Kolko did not reconsider his Communist sympathies or this rosy picture of Communist rule when the North Vietnamese in 1975 overran South Vietnam, established a dictatorship, executed tens of thousands of “enemies of the people,” incarcerated a million political prisoners, and drove two million Vietnamese into exile. Nor did Kolko reconsider his anti-Americanism in 1989 when the East Europeans tore down the Berlin Wall and sent the Red Army home.

Instead, Kolko continued to peddle the Communist worldview while winning accolades from his academic fellow travelers for his political correctness.

Kolko also made contributions to the Left’s anti-American historiography of the War on Terror by offering numerous justifications for Islamic violence and hatred towards the West. In Another Century of War? — published a year after 9/11 — and in a series of articles written in 2003 and 2004 for _Counterpunch _magazine, Kolko criticized America’s wars in Afghanistan and Iraq as imperialistic, destructive, and self-defeating.

In Kolko’s perspective, blame for 9/11 rested not with al Qaeda and Osama bin Laden, but with the United States. American failures abroad, he wrote, had “led desperate men to crash planes into the symbols of American power on September 11.” “Suffice it to say,” he elaborated, “that the United States’ sponsorship … of state terrorism is one of the crucial reasons it now has to confront violence on its own soil. History has come full circle.”

Just as Kolko dismissed the idea that Stalin’s Russia and Mao’s China constituted threats to America, so he rejected the view that the Islamic perpetrators of 9/11 posed any real threat to the modern-day United States. “Whether they are ‘terrorists’ or ‘freedom fighters’ depends wholly on one’s viewpoint,” Kolko argued, “because those seeking to attain political goals fight with what they have: hijacked airplanes and concealed bombs [rather than] B-52s and laser-guided rockets.”

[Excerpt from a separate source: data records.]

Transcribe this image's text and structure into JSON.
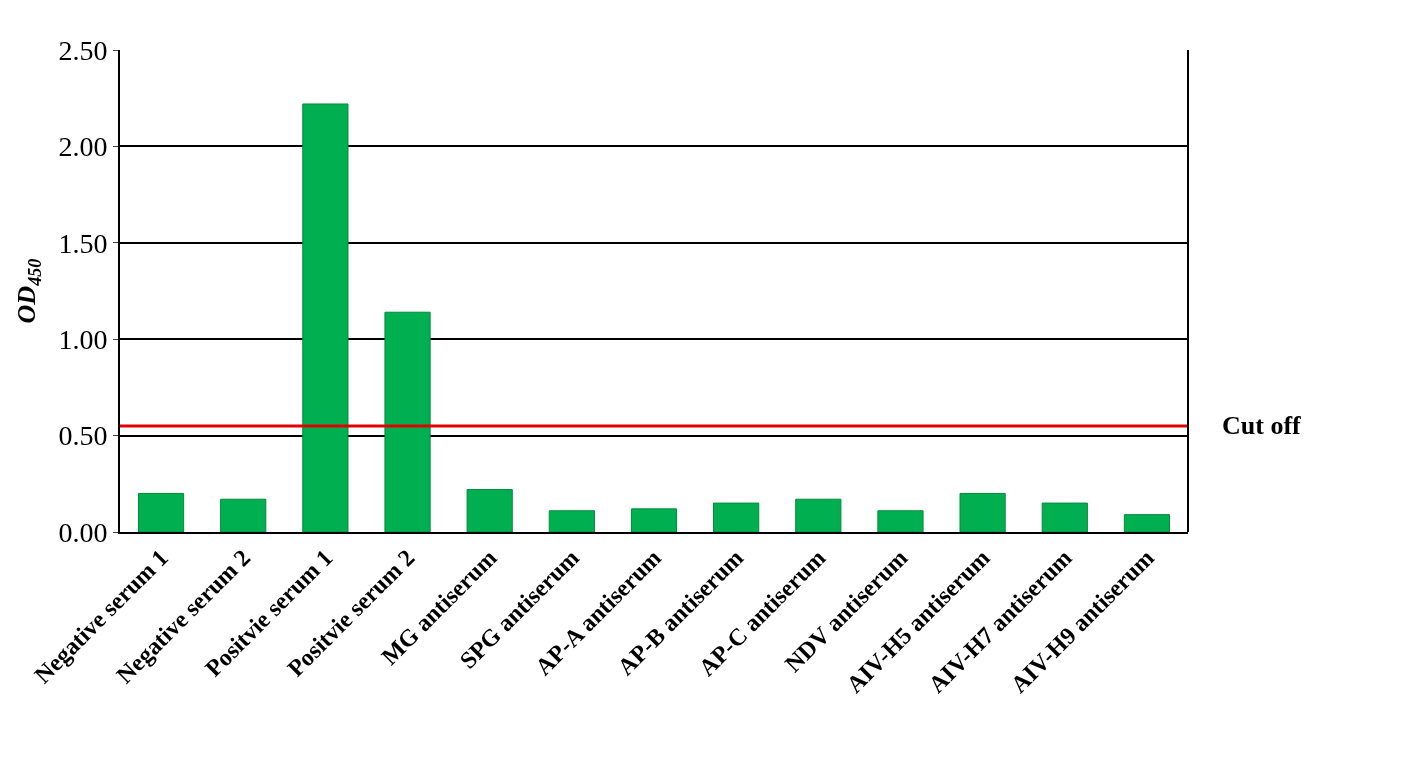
{
  "chart_data": {
    "type": "bar",
    "ylabel": "OD$_{450}$",
    "categories": [
      "Negative serum 1",
      "Negative serum 2",
      "Positvie serum 1",
      "Positvie serum 2",
      "MG antiserum",
      "SPG antiserum",
      "AP-A antiserum",
      "AP-B antiserum",
      "AP-C antiserum",
      "NDV antiserum",
      "AIV-H5 antiserum",
      "AIV-H7 antiserum",
      "AIV-H9 antiserum"
    ],
    "values": [
      0.2,
      0.17,
      2.22,
      1.14,
      0.22,
      0.11,
      0.12,
      0.15,
      0.17,
      0.11,
      0.2,
      0.15,
      0.09
    ],
    "color": "#00b050",
    "ylim": [
      0,
      2.5
    ],
    "yticks": [
      {
        "value": 0,
        "label": "0.00"
      },
      {
        "value": 0.5,
        "label": "0.50"
      },
      {
        "value": 1,
        "label": "1.00"
      },
      {
        "value": 1.5,
        "label": "1.50"
      },
      {
        "value": 2,
        "label": "2.00"
      },
      {
        "value": 2.5,
        "label": "2.50"
      }
    ],
    "grid": "y",
    "ref_lines": [
      {
        "axis": "y",
        "value": 0.55,
        "label": "Cut off",
        "color": "#e00000"
      }
    ]
  }
}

In Kolko’s later books such as After Socialism (2006), The Age of War (2006), and World in Crisis (2009), he begrudgingly admitted that the socialist cause which he had supported for decades had been a failure, even as he pronounced capitalism an unacceptable alternative: “After Stalin, Mao and Blair,” wrote Kolko, “socialism is today irreversibly dead … but capitalist theories are no less erroneous and irrelevant, and the failure of all concepts, of all stripes, makes the task of reconstructing social thought even more daunting just as our reality makes it even more essential.”

Kolko died at his home in Amsterdam on May 19, 2014. He was suffering from a degenerative neurological disorder and chose euthanasia, which was permitted under Dutch law.